The Shoulder Is The Most Dynamic Joint In The Body
There is more movement possible at the shoulder joint than at any other joint in the body and research shows that it has over 1,600 positions it can obtain! Unfortunately, this dynamic mobility with extreme ranges of movement comes at a price and exposes the joint to lack of stability. There is a constant balancing act between mobility and stability whenever we talk about the health of the shoulder.
For example, elite swimmers who over-stretch their shoulders in an attempt to increase the range of their stroke, without improving their functional stability, are at increased risk of injury to the rotator cuff. Tennis players and throwing athletes like baseball pitchers and cricketers are essentially asymmetrical, and develop considerable greater shoulder external rotation in their dominant shoulder versus their non-dominant shoulder. This asymmetry leads to instability and a host of problems if left unchecked.
It is at this point we often see the sporting athletes using exercises like external rotation with rubber tubing to keep their rotator cuff in check. I myself used to do this too and you can see how I even suggest this in my article from 7 years ago about rotator cuff training.
But is this the best way to achieve this? When you really understand how the rotator cuff works and the delicate balance between mobility and stability you will see that these exercises can create a stack of problems.
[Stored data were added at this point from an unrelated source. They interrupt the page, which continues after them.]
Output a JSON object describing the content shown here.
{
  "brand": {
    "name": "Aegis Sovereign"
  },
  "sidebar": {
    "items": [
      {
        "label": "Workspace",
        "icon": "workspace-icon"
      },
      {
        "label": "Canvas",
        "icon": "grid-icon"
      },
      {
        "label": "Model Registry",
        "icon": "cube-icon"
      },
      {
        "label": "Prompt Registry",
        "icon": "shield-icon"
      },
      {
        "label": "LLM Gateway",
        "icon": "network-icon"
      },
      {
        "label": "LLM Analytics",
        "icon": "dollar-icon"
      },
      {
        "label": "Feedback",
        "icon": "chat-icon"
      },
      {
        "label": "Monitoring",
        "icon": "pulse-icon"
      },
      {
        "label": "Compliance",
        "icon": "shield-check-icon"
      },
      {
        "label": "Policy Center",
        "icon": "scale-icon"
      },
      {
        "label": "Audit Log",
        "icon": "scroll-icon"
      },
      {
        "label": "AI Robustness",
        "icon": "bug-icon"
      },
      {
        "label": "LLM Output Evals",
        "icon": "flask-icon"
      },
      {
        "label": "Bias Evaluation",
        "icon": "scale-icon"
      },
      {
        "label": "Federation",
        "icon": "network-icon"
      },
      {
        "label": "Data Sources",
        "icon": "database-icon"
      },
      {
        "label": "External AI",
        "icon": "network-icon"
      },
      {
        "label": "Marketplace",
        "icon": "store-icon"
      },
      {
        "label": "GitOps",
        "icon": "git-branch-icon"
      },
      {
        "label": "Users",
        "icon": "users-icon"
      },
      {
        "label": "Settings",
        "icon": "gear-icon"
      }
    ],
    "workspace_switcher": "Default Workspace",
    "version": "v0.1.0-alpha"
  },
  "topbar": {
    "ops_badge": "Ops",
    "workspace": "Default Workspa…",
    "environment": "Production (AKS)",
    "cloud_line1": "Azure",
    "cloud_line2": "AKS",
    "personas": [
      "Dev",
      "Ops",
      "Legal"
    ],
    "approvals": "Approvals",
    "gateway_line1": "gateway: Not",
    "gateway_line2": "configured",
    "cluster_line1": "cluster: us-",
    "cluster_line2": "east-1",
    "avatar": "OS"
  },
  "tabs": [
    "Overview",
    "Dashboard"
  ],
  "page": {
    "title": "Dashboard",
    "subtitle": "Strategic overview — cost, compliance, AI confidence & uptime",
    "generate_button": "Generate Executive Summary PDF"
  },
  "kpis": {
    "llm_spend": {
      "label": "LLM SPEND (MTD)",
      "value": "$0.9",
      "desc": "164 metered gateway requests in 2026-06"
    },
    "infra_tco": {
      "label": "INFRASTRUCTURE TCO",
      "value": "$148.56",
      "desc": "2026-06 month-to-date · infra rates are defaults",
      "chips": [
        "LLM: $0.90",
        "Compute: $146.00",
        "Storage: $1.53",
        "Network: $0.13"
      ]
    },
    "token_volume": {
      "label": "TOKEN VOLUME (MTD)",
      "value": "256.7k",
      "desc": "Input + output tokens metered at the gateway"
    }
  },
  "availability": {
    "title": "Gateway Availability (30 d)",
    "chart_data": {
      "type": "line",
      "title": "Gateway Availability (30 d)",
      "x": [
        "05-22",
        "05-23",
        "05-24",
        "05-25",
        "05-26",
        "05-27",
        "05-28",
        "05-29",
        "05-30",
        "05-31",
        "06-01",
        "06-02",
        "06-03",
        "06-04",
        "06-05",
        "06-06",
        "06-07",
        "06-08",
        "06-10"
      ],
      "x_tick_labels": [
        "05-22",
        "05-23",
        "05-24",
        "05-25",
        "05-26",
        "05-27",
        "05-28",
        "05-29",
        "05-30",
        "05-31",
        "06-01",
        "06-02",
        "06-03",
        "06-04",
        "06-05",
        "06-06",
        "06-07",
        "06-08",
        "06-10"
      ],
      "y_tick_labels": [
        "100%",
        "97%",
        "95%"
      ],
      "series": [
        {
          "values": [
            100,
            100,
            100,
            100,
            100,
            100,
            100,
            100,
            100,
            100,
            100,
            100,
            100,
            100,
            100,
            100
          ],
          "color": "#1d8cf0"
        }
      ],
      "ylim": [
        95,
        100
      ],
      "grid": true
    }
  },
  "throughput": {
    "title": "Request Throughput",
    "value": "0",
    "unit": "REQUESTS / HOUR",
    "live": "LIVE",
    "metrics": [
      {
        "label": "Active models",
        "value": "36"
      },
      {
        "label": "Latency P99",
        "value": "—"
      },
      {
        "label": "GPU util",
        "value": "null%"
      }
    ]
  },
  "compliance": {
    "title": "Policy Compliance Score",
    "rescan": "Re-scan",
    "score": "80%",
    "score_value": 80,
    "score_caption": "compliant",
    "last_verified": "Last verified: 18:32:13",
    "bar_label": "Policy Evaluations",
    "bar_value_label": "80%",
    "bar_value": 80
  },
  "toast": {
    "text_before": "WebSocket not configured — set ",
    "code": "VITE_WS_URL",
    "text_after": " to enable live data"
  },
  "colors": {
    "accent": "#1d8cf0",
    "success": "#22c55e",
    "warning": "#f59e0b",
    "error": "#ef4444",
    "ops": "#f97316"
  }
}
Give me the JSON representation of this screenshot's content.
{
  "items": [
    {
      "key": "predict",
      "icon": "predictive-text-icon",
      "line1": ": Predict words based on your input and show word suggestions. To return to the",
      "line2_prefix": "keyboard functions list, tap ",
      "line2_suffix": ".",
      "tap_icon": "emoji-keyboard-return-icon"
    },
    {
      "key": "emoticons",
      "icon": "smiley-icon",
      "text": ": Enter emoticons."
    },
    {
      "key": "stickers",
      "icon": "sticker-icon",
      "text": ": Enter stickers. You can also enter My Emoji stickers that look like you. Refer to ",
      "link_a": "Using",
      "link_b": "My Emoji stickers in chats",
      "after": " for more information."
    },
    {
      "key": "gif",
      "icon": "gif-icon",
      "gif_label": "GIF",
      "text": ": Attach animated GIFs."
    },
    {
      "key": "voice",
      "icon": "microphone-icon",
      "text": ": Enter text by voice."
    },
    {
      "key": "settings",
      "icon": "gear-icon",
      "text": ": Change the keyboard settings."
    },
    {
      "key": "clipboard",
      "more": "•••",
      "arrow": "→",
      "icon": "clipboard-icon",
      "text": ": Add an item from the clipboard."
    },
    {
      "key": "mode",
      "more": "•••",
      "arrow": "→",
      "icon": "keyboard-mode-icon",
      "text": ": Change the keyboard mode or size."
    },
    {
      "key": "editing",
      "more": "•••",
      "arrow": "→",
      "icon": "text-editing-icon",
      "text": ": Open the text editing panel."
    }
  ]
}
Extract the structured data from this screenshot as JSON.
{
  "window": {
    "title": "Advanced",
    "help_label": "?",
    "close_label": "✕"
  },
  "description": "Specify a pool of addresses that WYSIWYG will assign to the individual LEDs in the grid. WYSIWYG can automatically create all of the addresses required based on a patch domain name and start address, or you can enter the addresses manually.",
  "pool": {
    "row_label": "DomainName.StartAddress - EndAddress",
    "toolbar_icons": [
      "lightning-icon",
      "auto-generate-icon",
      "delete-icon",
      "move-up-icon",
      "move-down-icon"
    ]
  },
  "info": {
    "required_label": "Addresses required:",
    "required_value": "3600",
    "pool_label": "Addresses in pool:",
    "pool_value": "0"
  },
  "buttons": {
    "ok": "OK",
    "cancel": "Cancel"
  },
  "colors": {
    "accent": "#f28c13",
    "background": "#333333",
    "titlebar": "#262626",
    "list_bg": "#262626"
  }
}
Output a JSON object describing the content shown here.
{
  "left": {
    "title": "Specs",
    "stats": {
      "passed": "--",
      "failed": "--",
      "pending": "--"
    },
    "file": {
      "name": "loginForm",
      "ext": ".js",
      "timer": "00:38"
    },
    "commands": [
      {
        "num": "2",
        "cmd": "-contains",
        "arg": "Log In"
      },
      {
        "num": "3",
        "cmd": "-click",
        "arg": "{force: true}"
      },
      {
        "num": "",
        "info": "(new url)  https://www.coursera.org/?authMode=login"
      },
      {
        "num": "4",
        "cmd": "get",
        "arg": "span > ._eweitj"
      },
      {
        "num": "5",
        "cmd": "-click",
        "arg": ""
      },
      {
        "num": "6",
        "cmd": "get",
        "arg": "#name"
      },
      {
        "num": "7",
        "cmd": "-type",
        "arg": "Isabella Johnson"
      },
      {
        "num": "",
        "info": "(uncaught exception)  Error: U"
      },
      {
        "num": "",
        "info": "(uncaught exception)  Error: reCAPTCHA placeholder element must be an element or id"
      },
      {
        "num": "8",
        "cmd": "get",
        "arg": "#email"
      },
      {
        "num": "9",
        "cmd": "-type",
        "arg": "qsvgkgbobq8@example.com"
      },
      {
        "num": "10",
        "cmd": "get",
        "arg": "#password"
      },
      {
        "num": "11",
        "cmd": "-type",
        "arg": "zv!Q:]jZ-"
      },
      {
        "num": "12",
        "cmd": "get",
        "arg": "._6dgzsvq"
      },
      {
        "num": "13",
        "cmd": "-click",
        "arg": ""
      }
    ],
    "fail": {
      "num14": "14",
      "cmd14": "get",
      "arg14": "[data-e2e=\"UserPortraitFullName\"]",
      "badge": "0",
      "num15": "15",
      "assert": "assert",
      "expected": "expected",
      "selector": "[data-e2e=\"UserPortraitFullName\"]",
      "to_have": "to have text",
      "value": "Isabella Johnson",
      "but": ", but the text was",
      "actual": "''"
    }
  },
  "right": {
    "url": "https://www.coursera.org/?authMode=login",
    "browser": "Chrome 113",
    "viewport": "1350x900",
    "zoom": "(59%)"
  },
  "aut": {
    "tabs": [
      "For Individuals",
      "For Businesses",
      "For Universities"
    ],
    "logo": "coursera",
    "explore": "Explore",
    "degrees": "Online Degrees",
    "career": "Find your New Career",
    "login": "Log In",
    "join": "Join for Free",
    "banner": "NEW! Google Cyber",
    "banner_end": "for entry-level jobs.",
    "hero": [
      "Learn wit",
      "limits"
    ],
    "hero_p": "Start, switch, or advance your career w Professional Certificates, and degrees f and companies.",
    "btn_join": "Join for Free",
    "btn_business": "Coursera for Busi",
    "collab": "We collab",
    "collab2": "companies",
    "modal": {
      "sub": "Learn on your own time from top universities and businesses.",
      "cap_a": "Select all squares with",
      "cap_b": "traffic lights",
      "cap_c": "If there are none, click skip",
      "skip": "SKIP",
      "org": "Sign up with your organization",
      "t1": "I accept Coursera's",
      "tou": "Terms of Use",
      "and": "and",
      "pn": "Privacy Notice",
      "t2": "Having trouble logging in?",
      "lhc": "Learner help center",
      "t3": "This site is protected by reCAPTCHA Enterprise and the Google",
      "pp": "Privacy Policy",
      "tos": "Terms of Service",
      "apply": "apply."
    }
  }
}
What Does The Rotator Cuff Really Do?
The rotator cuff is made up of the teres minor, the infraspinatus, the supraspinatus and the subscapularis up the front.
- Supraspinatus - The supraspinatus is located at top of the scapula. This muscle allows the shoulder to abduct or raises the arm and moves it away from the body. This muscle is often the one that ends up with severe pain and weakness from constant rubbing and friction. Weakness in this muscle means you will be unable to lift your arm.
- Subscapularis - The subscapularis is at the front side of the scapula, or when looking from behind it is tucked underneath the scapula. It allows the shoulder to internally rotate or turn the upper arm towards the body.
- Infraspinatus and teres minor - The infraspinatus and teres minor muscles are on the back of the scapula. They enable the upper arm to externally rotate or turn outwards away from the body.
When you look at the shoulder you have to look at it as an entire complex and interaction with the thoracic spine, scapula and various muscles that contribute to providing movement and stability to these areas. The role of the scapula and muscles like serratus anterior and lower trapezius cannot be understated whenever we talk about the rotator cuff.
Although each rotator cuff muscle moves the shoulder in a specific direction, they work together to ensure that it is centred in the joint throughout all ranges of movement. While internal and external rotation is something they are responsible for, their main focus and where these four muscles really work well together, is to centrate the humeral head.
As we raise our arm up and down, the rotator cuff works together as a group to keep the humeral head centrated within the joint. If we lose that centration, we get some extra mobility of the humeral head within the joint, and that begins to pinch some of the structures around it. When that happens, and constantly pinch and compress things over and over and over again is when inflammation starts. That is how people develop tendonitis and bursitis type problems.
The rotator cuff working together as a group is the key in preventing this and maintaining healthy shoulder function.
Why Do People Focus On External Rotation Exercises?
If centration of the humeral head is the main purpose of the rotator cuff why do so many people use external rotation exercises? I am not sure exactly why this is still the case but from what I can see the main reason people continue to focus on these exercises alone, all comes back to the upper cross syndrome approach to treating shoulder and neck pain.
This is a syndrome named by Dr Vladimir Janda where “tightness of the upper trapezius and levator scapula on one side of the body crosses with tightness of the pec major and minor. Over time this develops into the dowagers hump seen on the right.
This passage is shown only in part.